To solve the puzzle, just run the following statement:

-- Solve the puzzle
EXECUTE dbo.SolveTowers;

Figure 5-6 is a screenshot of the processing as the discs are moved from tower to tower.

9781484201466_Fig05-06.jpg

Figure 5-6. Discs are moved from tower to tower.

Image Note  The results of Listing 5-7 are best viewed in Results to Text mode. You can put SSMS in Results to Text mode by pressing Ctrl+T while in the Query Editor window. To switch to Results to Grid mode, press Ctrl+D.

The main procedure you call to solve the puzzle is dbo.SolveTowers.

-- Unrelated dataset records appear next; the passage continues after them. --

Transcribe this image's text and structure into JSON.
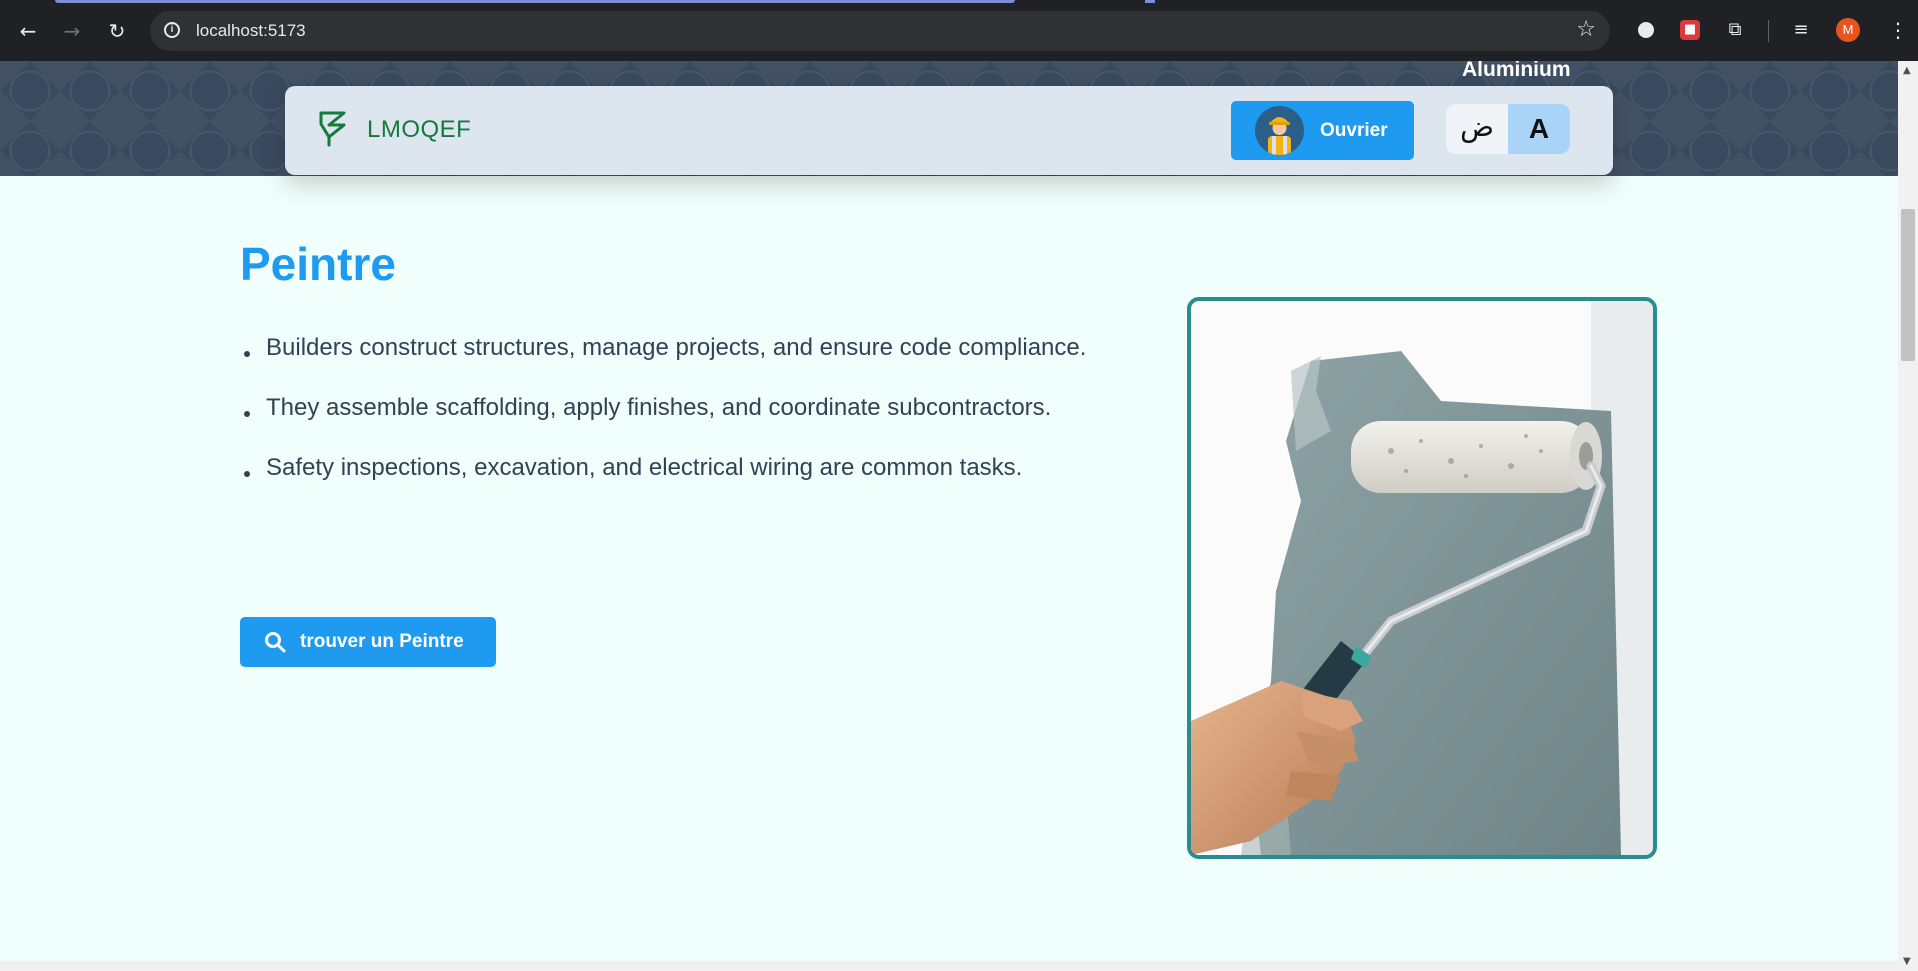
{
  "browser": {
    "url": "localhost:5173",
    "profile_initial": "M",
    "icons": [
      "back-arrow-icon",
      "forward-arrow-icon",
      "reload-icon",
      "site-info-icon",
      "bookmark-star-icon",
      "extension-icon",
      "puzzle-icon",
      "media-control-icon",
      "kebab-menu-icon"
    ]
  },
  "header": {
    "band_label": "Aluminium",
    "brand": "LMOQEF",
    "worker_button_label": "Ouvrier",
    "lang_arabic": "ض",
    "lang_latin": "A"
  },
  "main": {
    "title": "Peintre",
    "features": [
      "Builders construct structures, manage projects, and ensure code compliance.",
      "They assemble scaffolding, apply finishes, and coordinate subcontractors.",
      "Safety inspections, excavation, and electrical wiring are common tasks."
    ],
    "cta_label": "trouver un Peintre"
  },
  "colors": {
    "accent_blue": "#1e9af0",
    "brand_green": "#157a3c",
    "page_background": "#f0fffb",
    "image_border_teal": "#2a8c8c",
    "navbar_background": "#dde5ee"
  }
}
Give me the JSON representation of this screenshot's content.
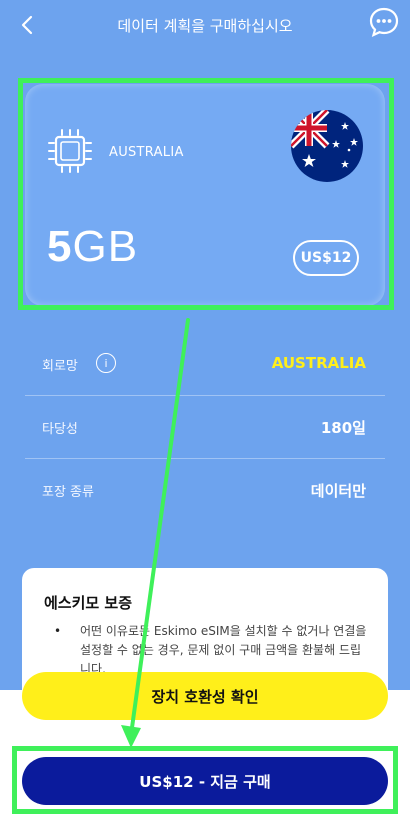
{
  "header": {
    "title": "데이터 계획을 구매하십시오",
    "back_icon": "chevron-left-icon",
    "chat_icon": "chat-bubble-icon"
  },
  "plan_card": {
    "chip_icon": "sim-chip-icon",
    "country": "AUSTRALIA",
    "flag_icon": "australia-flag-icon",
    "data_number": "5",
    "data_unit": "GB",
    "price": "US$12"
  },
  "details": {
    "network_label": "회로망",
    "network_info_icon": "i",
    "network_value": "AUSTRALIA",
    "validity_label": "타당성",
    "validity_value": "180일",
    "package_label": "포장 종류",
    "package_value": "데이터만"
  },
  "guarantee": {
    "title": "에스키모 보증",
    "bullet": "•",
    "text": "어떤 이유로든 Eskimo eSIM을 설치할 수 없거나 연결을 설정할 수 없는 경우, 문제 없이 구매 금액을 환불해 드립니다."
  },
  "actions": {
    "compat_label": "장치 호환성 확인",
    "buy_label": "US$12 - 지금 구매"
  },
  "colors": {
    "background": "#6da3ee",
    "accent_yellow": "#ffef1a",
    "buy_button": "#0b1b9c",
    "annotation_green": "#3ff05a"
  }
}
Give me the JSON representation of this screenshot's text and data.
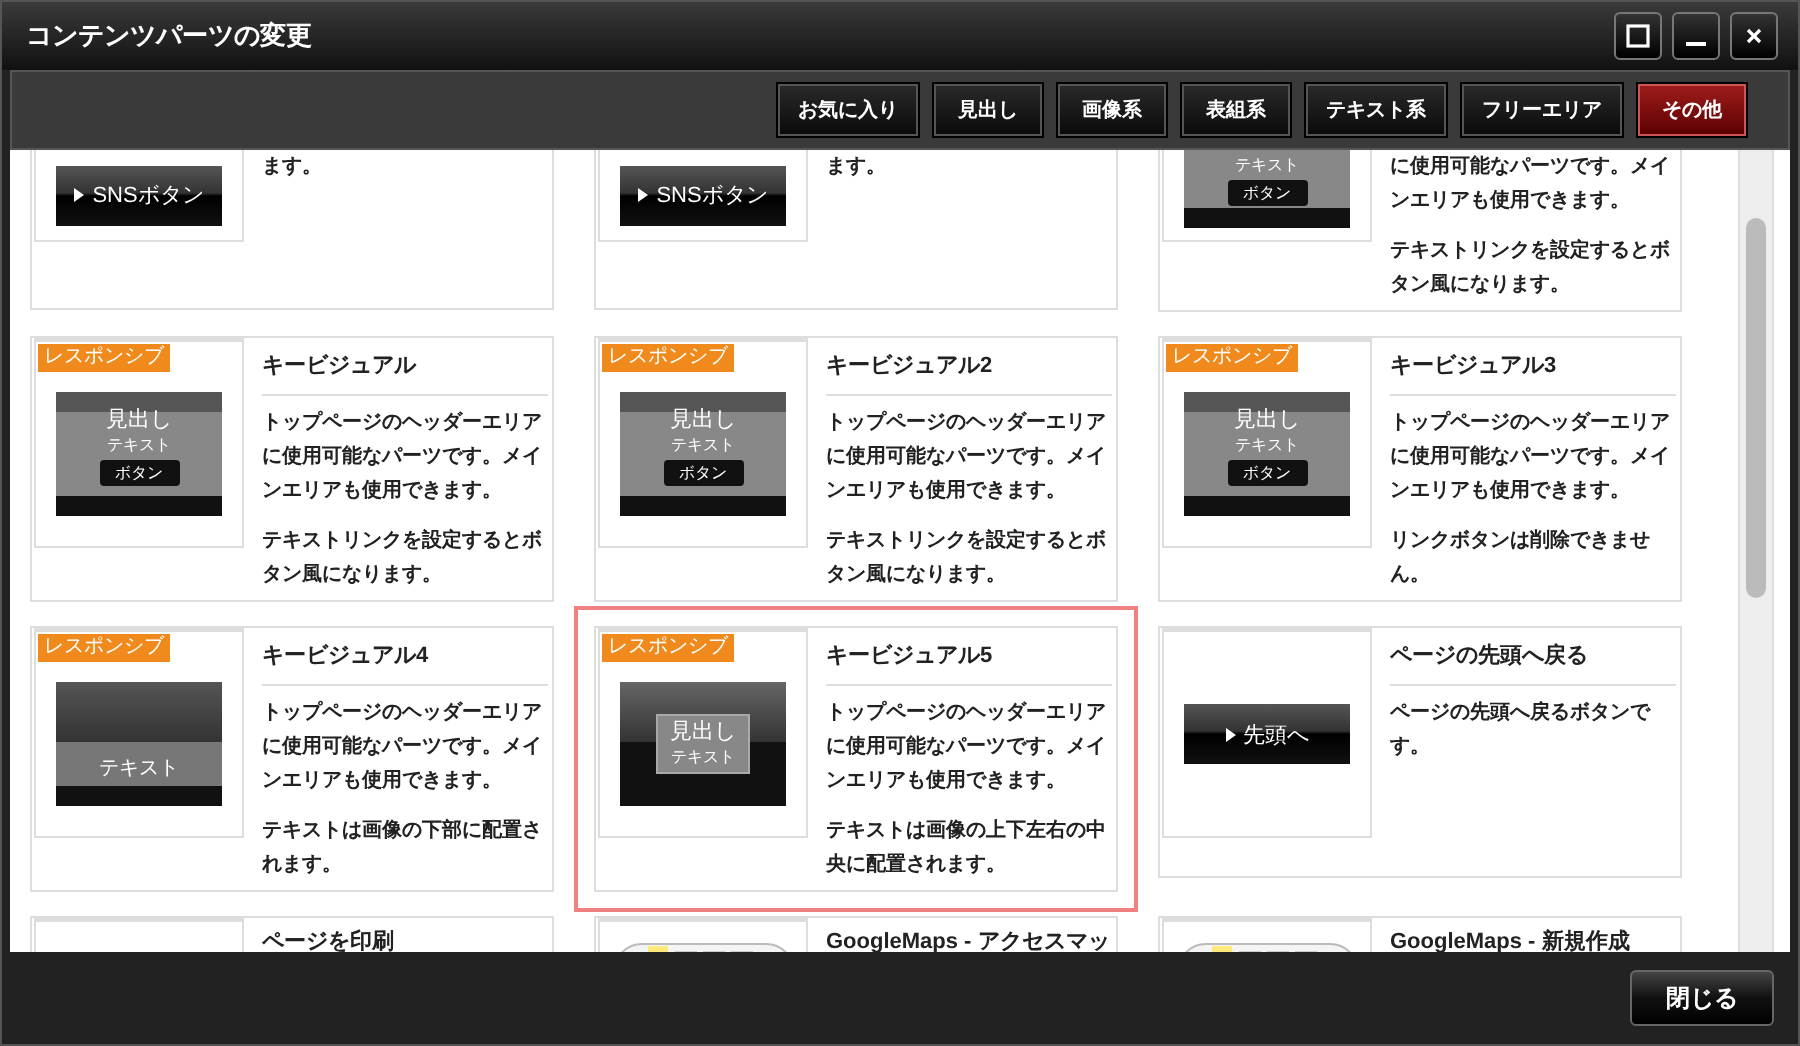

This SP creates three temporary tables named #TowerA, #TowerB, and #TowerC. It then populates #TowerA with five discs and initializes the current move number to 0:

--  Create the three towers: Tower A, Tower B, and Tower C
CREATE TABLE #TowerA (Disc int PRIMARY KEY NOT NULL);
CREATE TABLE #TowerB (Disc int PRIMARY KEY NOT NULL);
CREATE TABLE #TowerC (Disc int PRIMARY KEY NOT NULL);

-- Populate Tower A with all five discs
INSERT INTO #TowerA (Disc)
VALUES (1), (2), (3), (4), (5);

--  Initialize the move number to 0
DECLARE @MoveNum INT = 0;

Because this SP is the entry point for the entire puzzle-solving program, it displays the start position of the towers and calls dbo.MoveDiscs to get the ball rolling:

-- Show the initial state of the towers
EXECUTE dbo.ShowTowers;
-- Solve the puzzle. Notice you don't need to specify the parameters
-- with defaults
EXECUTE dbo.MoveDiscs 5, @MoveNum OUTPUT;

When the puzzle is finally solved, control returns back from dbo.MoveDiscs to dbo.SolveTowers, which displays the number of steps it took to complete the puzzle and performs some cleanup work, like dropping the temporary tables:

-- How many moves did it take?
PRINT N'Solved in ' + CAST (@MoveNum AS nvarchar(10)) + N' moves.';
-- Drop the temp tables to clean up - always a good idea.
DROP TABLE #TowerC;
DROP TABLE #TowerB;
DROP TABLE #TowerA;
-- SET NOCOUNT OFF before we exit
SET NOCOUNT OFF;

Image Tip  When an SP that created local temporary tables is no longer in scope, the local temporary tables are automatically dropped. Because temporary tables are created in the tempdb system database, it’s a good idea to get in the habit of explicitly dropping temporary tables. By explicitly dropping temporary tables, you can guarantee that they exist only as long as they’re needed, which can help minimize contention in the tempdb database.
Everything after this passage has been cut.